Our strategies in June saw S&P puts (and calls) lose slightly more than the VIX return might imply. This was a result of at-the-money (ATM) getting punished a bit more than OTM due to a change in skew.

As many of you know, the VIX is a 30-day weighted average of pricing across strikes (a “vertical” slice of the implied volatility surface). As such, if there were a more dramatic change in OTM versus ATM options it would be muted by the averaging inherent in VIX (-2.00 points in March).

The VOLI index (-2.57 points), by contrast, which measures implied volatility (“IV”) of ATM options on SPY interpolated to 30 days to expiration, provides a more precise measure of ATM volatility.

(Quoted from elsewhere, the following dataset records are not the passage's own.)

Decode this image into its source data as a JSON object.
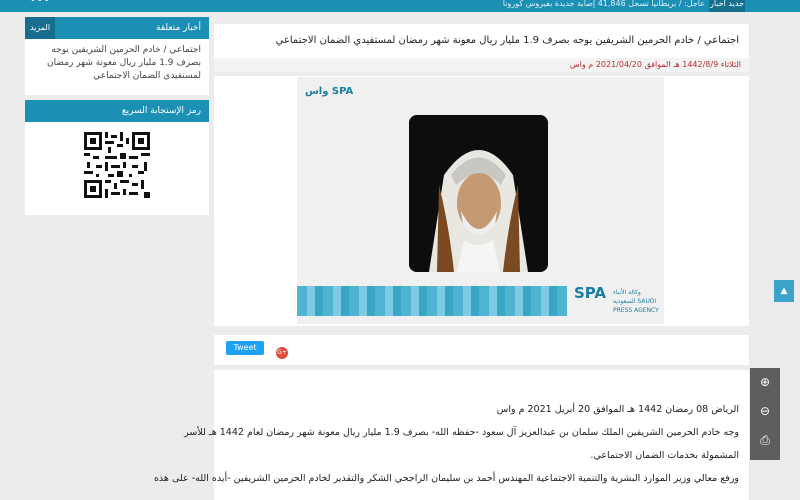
{
  "ticker": {
    "label": "جديد أخبار",
    "text": "عاجل: / بريطانيا تسجل 41,846 إصابة جديدة بفيروس كورونا",
    "dots": "•••"
  },
  "sidebar": {
    "related": {
      "title": "أخبار متعلقة",
      "more_label": "المزيد",
      "items": [
        "اجتماعي / خادم الحرمين الشريفين يوجه بصرف 1.9 مليار ريال معونة شهر رمضان لمستفيدي الضمان الاجتماعي"
      ]
    },
    "qr": {
      "title": "رمز الإستجابة السريع"
    }
  },
  "article": {
    "title": "اجتماعي / خادم الحرمين الشريفين يوجه بصرف 1.9 مليار ريال معونة شهر رمضان لمستفيدي الضمان الاجتماعي",
    "date": "الثلاثاء 1442/8/9 هـ الموافق 2021/04/20 م واس",
    "image_logo": {
      "spa_small": "واس SPA",
      "agency_text": "وكالة الأنباء السعودية SAUDI PRESS AGENCY"
    },
    "share": {
      "tweet_label": "Tweet",
      "gplus_label": "G+"
    },
    "body": [
      "الرياض 08 رمضان 1442 هـ الموافق 20 أبريل 2021 م واس",
      "وجه خادم الحرمين الشريفين الملك سلمان بن عبدالعزيز آل سعود -حفظه الله- بصرف 1.9 مليار ريال معونة شهر رمضان لعام 1442 هـ للأسر",
      "المشمولة بخدمات الضمان الاجتماعي.",
      "ورفع معالي وزير الموارد البشرية والتنمية الاجتماعية المهندس أحمد بن سليمان الراجحي الشكر والتقدير لخادم الحرمين الشريفين -أيده الله- على هذه"
    ]
  },
  "controls": {
    "scroll_top_icon": "chevron-up-icon",
    "zoom_in_icon": "zoom-in-icon",
    "zoom_out_icon": "zoom-out-icon",
    "print_icon": "printer-icon"
  }
}
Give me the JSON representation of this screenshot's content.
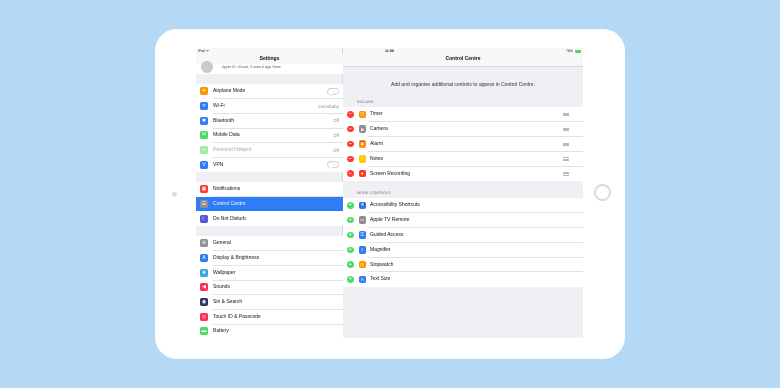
{
  "status": {
    "carrier": "iPad ᯤ",
    "time": "11:58",
    "battery": "78%"
  },
  "left": {
    "title": "Settings",
    "profile_subtitle": "Apple ID, iCloud, iTunes & App Store",
    "groups": [
      [
        {
          "label": "Airplane Mode",
          "icon": "airplane-icon",
          "glyph": "✈",
          "color": "#f79a00",
          "toggle": true
        },
        {
          "label": "Wi-Fi",
          "icon": "wifi-icon",
          "glyph": "ᯤ",
          "color": "#2f7cf6",
          "value": "icecebaby"
        },
        {
          "label": "Bluetooth",
          "icon": "bluetooth-icon",
          "glyph": "✱",
          "color": "#2f7cf6",
          "value": "Off"
        },
        {
          "label": "Mobile Data",
          "icon": "antenna-icon",
          "glyph": "Ψ",
          "color": "#4cd964",
          "value": "Off"
        },
        {
          "label": "Personal Hotspot",
          "icon": "hotspot-icon",
          "glyph": "∞",
          "color": "#4cd964",
          "value": "Off",
          "dim": true
        },
        {
          "label": "VPN",
          "icon": "vpn-icon",
          "glyph": "V",
          "color": "#2f7cf6",
          "toggle": true
        }
      ],
      [
        {
          "label": "Notifications",
          "icon": "notifications-icon",
          "glyph": "▣",
          "color": "#ff3b30"
        },
        {
          "label": "Control Centre",
          "icon": "control-centre-icon",
          "glyph": "☰",
          "color": "#8e8e93",
          "selected": true
        },
        {
          "label": "Do Not Disturb",
          "icon": "moon-icon",
          "glyph": "☾",
          "color": "#5856d6"
        }
      ],
      [
        {
          "label": "General",
          "icon": "gear-icon",
          "glyph": "⚙",
          "color": "#8e8e93"
        },
        {
          "label": "Display & Brightness",
          "icon": "brightness-icon",
          "glyph": "A",
          "color": "#2f7cf6"
        },
        {
          "label": "Wallpaper",
          "icon": "wallpaper-icon",
          "glyph": "❋",
          "color": "#34aadc"
        },
        {
          "label": "Sounds",
          "icon": "speaker-icon",
          "glyph": "◀",
          "color": "#ff2d55"
        },
        {
          "label": "Siri & Search",
          "icon": "siri-icon",
          "glyph": "◉",
          "color": "#333366"
        },
        {
          "label": "Touch ID & Passcode",
          "icon": "fingerprint-icon",
          "glyph": "◎",
          "color": "#ff2d55"
        },
        {
          "label": "Battery",
          "icon": "battery-icon",
          "glyph": "▬",
          "color": "#4cd964"
        }
      ]
    ]
  },
  "right": {
    "title": "Control Centre",
    "description": "Add and organise additional controls to appear in Control Centre.",
    "include_title": "INCLUDE",
    "more_title": "MORE CONTROLS",
    "include": [
      {
        "label": "Timer",
        "icon": "timer-icon",
        "glyph": "◷",
        "color": "#ff9500"
      },
      {
        "label": "Camera",
        "icon": "camera-icon",
        "glyph": "◙",
        "color": "#8e8e93"
      },
      {
        "label": "Alarm",
        "icon": "alarm-icon",
        "glyph": "⏰",
        "color": "#ff9500"
      },
      {
        "label": "Notes",
        "icon": "notes-icon",
        "glyph": "≡",
        "color": "#ffcc00"
      },
      {
        "label": "Screen Recording",
        "icon": "record-icon",
        "glyph": "●",
        "color": "#ff3b30"
      }
    ],
    "more": [
      {
        "label": "Accessibility Shortcuts",
        "icon": "accessibility-icon",
        "glyph": "♿",
        "color": "#2f7cf6"
      },
      {
        "label": "Apple TV Remote",
        "icon": "remote-icon",
        "glyph": "▭",
        "color": "#8e8e93"
      },
      {
        "label": "Guided Access",
        "icon": "lock-icon",
        "glyph": "⚿",
        "color": "#2f7cf6"
      },
      {
        "label": "Magnifier",
        "icon": "magnifier-icon",
        "glyph": "⌕",
        "color": "#2f7cf6"
      },
      {
        "label": "Stopwatch",
        "icon": "stopwatch-icon",
        "glyph": "◴",
        "color": "#ff9500"
      },
      {
        "label": "Text Size",
        "icon": "text-size-icon",
        "glyph": "A",
        "color": "#2f7cf6"
      }
    ]
  },
  "colors": {
    "background": "#b5d8f5",
    "accent": "#2f7cf6",
    "remove": "#ff3b30",
    "add": "#4cd964"
  }
}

Broadly, the VIX index incorporates noise generated by factors to which Logica is not exposed, including options skew, relative distance between option strikes, and number of strike prices listed, etc…

Sector & Single Stock Calls underperformed in March, as we’ve seen factor dispersion increase further so far in 2023. Our “diversified” bucket as a standalone returned +74bps while our momentum bucket saw a -21bps loss on the month, as compared to the S&P 500 gaining 3.51%, albeit driven powerfully by the constituents that comprise the Nasdaq 100 gaining 9.5% on the month.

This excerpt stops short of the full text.